For the second time in as many weeks I've stumbled across a photo of a debut author (who shall remain nameless) with weird hair. I know that "I don't give a damn" and "I don't own a comb" hair is often fashionable (yes, Kate Moss, I reference your mop) but this isn't the usual clueless-writer-can't-figure-out-a-hairstyle look. This is contrived weird. Deliberate bizarre. Look-at-me strange.
Is this the latest trend in objectifying authors? I never got the memo.
I admit, weird hair is not as extreme as whatever compels someone to tattoo their entire head like a checkboard, or like, ah, I don't even know how to describe it. Maybe I'm too old to keep up with the younger crowd and what they like. I've certainly struggled with my own silly hair issues, so I'm not trying to stomp on anyone's hot pink My Little Pony head.
I guess what perplexes me is why would anyone want to burst onto the Publishing scene while looking like a fugitive from a Tim Burton film?
Maybe weird hair is the new gimmick. Gimmicky author photos have never seemed very dignified to me, though. Those soft-focus Glamour Shot bio photos, which are still quite popular among certain segments of the writing community, really should have been outlawed back in the eighties, along with big hair, single-strand golfball-size pearls and that red lipstick that makes chunky female authors look as if they've been eating their young. Dressing up like a character or in period costume also seems more like an activity for Halloween parties or one of those idiotic writer conference contest things. And if you're not particularly attractive, no amount of judicious lighting, makeup or lens filtering is going to make you look like Cindy Crawford; I speak from experience.
Now for some good examples of what I consider interesting yet still professional-looking author photos: Charlaine Harris, Larissa Ione, Marjorie M. Liu, Robert Ludlum, Stuart MacBride, Nathaniel Philbrick, Martin Cruz Smith, and Carrie Vaughn. Note the absence of weird hair.
Tastes differ, naturally, but to me the simple, natural, full-face or 3/4 profile headshots still seem like the best choice. Ladies, that includes minimal makeup and normal-looking hair styles (and please don't give me grief about employing the word normal. Bizarre is for rock stars. You are not a rock star.) Gentlemen, it's to your benefit to comb the hair, and unless you do the beard or goatee thing, for Pete's sake shave. Also, try one shot with a smile. The squinty-eyed unsmiling broody look many authors believe gives them an enigmatic air actually just makes them look constipated.

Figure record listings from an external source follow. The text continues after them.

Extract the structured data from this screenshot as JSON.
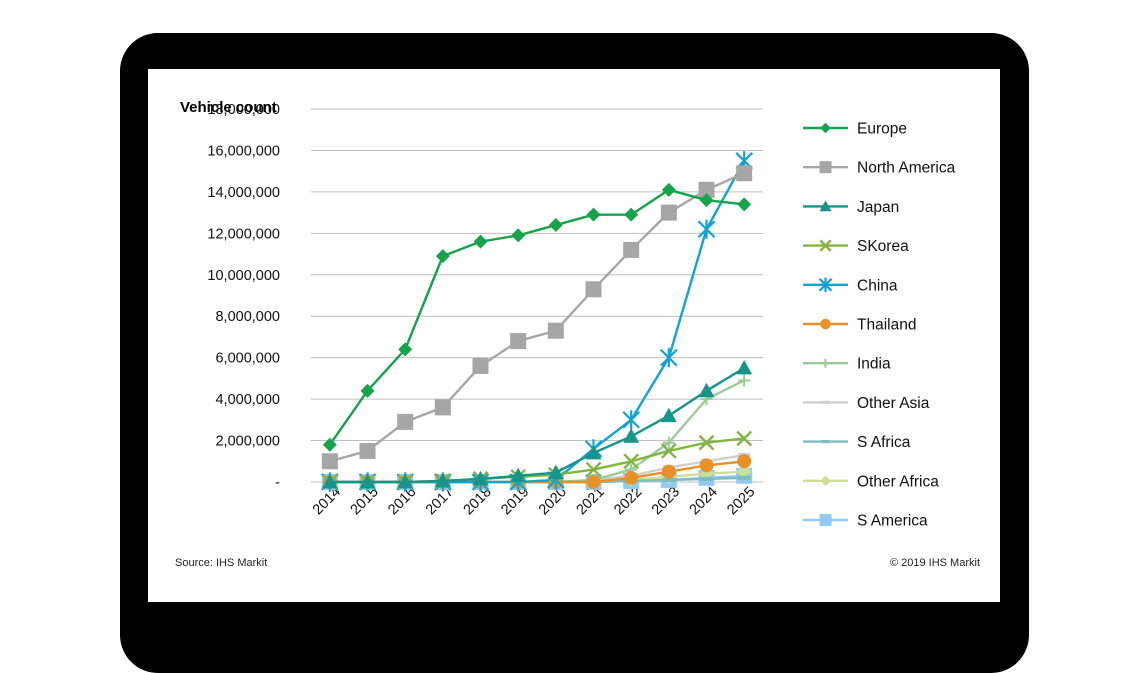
{
  "chart_data": {
    "type": "line",
    "title": "",
    "ylabel": "Vehicle count",
    "xlabel": "",
    "ylim": [
      0,
      18000000
    ],
    "yticks": [
      0,
      2000000,
      4000000,
      6000000,
      8000000,
      10000000,
      12000000,
      14000000,
      16000000,
      18000000
    ],
    "ytick_labels": [
      "-",
      "2,000,000",
      "4,000,000",
      "6,000,000",
      "8,000,000",
      "10,000,000",
      "12,000,000",
      "14,000,000",
      "16,000,000",
      "18,000,000"
    ],
    "categories": [
      "2014",
      "2015",
      "2016",
      "2017",
      "2018",
      "2019",
      "2020",
      "2021",
      "2022",
      "2023",
      "2024",
      "2025"
    ],
    "grid": true,
    "legend_position": "right",
    "series": [
      {
        "name": "Europe",
        "color": "#16a34a",
        "marker": "diamond",
        "values": [
          1800000,
          4400000,
          6400000,
          10900000,
          11600000,
          11900000,
          12400000,
          12900000,
          12900000,
          14100000,
          13600000,
          13400000
        ]
      },
      {
        "name": "North America",
        "color": "#a6a6a6",
        "marker": "square",
        "values": [
          1000000,
          1500000,
          2900000,
          3600000,
          5600000,
          6800000,
          7300000,
          9300000,
          11200000,
          13000000,
          14100000,
          14900000
        ]
      },
      {
        "name": "Japan",
        "color": "#17958b",
        "marker": "triangle",
        "values": [
          0,
          0,
          0,
          50000,
          150000,
          300000,
          450000,
          1400000,
          2200000,
          3200000,
          4400000,
          5500000
        ]
      },
      {
        "name": "SKorea",
        "color": "#82b541",
        "marker": "x",
        "values": [
          0,
          0,
          0,
          50000,
          150000,
          250000,
          350000,
          600000,
          1000000,
          1500000,
          1900000,
          2100000
        ]
      },
      {
        "name": "China",
        "color": "#13a3d3",
        "marker": "asterisk",
        "values": [
          0,
          0,
          0,
          0,
          0,
          0,
          100000,
          1600000,
          3000000,
          6000000,
          12200000,
          15500000
        ]
      },
      {
        "name": "Thailand",
        "color": "#e8912a",
        "marker": "circle",
        "values": [
          0,
          0,
          0,
          0,
          0,
          0,
          0,
          0,
          200000,
          500000,
          800000,
          1000000
        ]
      },
      {
        "name": "India",
        "color": "#99cc99",
        "marker": "plus",
        "values": [
          0,
          0,
          0,
          0,
          0,
          0,
          0,
          100000,
          600000,
          1900000,
          4000000,
          4900000
        ]
      },
      {
        "name": "Other Asia",
        "color": "#cfcfcf",
        "marker": "dash",
        "values": [
          0,
          0,
          0,
          0,
          0,
          0,
          0,
          100000,
          300000,
          700000,
          1000000,
          1300000
        ]
      },
      {
        "name": "S Africa",
        "color": "#7fbcbf",
        "marker": "dash",
        "values": [
          0,
          0,
          0,
          0,
          0,
          0,
          0,
          0,
          50000,
          100000,
          150000,
          200000
        ]
      },
      {
        "name": "Other Africa",
        "color": "#cfe096",
        "marker": "diamond",
        "values": [
          0,
          0,
          0,
          0,
          0,
          0,
          0,
          0,
          100000,
          250000,
          400000,
          500000
        ]
      },
      {
        "name": "S America",
        "color": "#8fccef",
        "marker": "square",
        "values": [
          0,
          0,
          0,
          0,
          0,
          0,
          0,
          0,
          50000,
          100000,
          200000,
          300000
        ]
      }
    ]
  },
  "footer": {
    "source": "Source: IHS Markit",
    "copyright": "© 2019 IHS Markit"
  }
}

Finally, I was skimming through some acting sites for advice on how to take a decent professional headshot, and the same advice kept popping up: get a good night's sleep before you take your photos, put on clothing that doesn't have a trendy look (which quickly becomes dated) or busy patterns (they distract the eye), avoid wearing big/chunky jewelry, and use shades of makeup that are natural and/or flattering to your coloring. Talk to your photographer about the kind of look you want and any judicious retouching you might need (dark circles under the eyes were mentioned most often in regard to touchups.)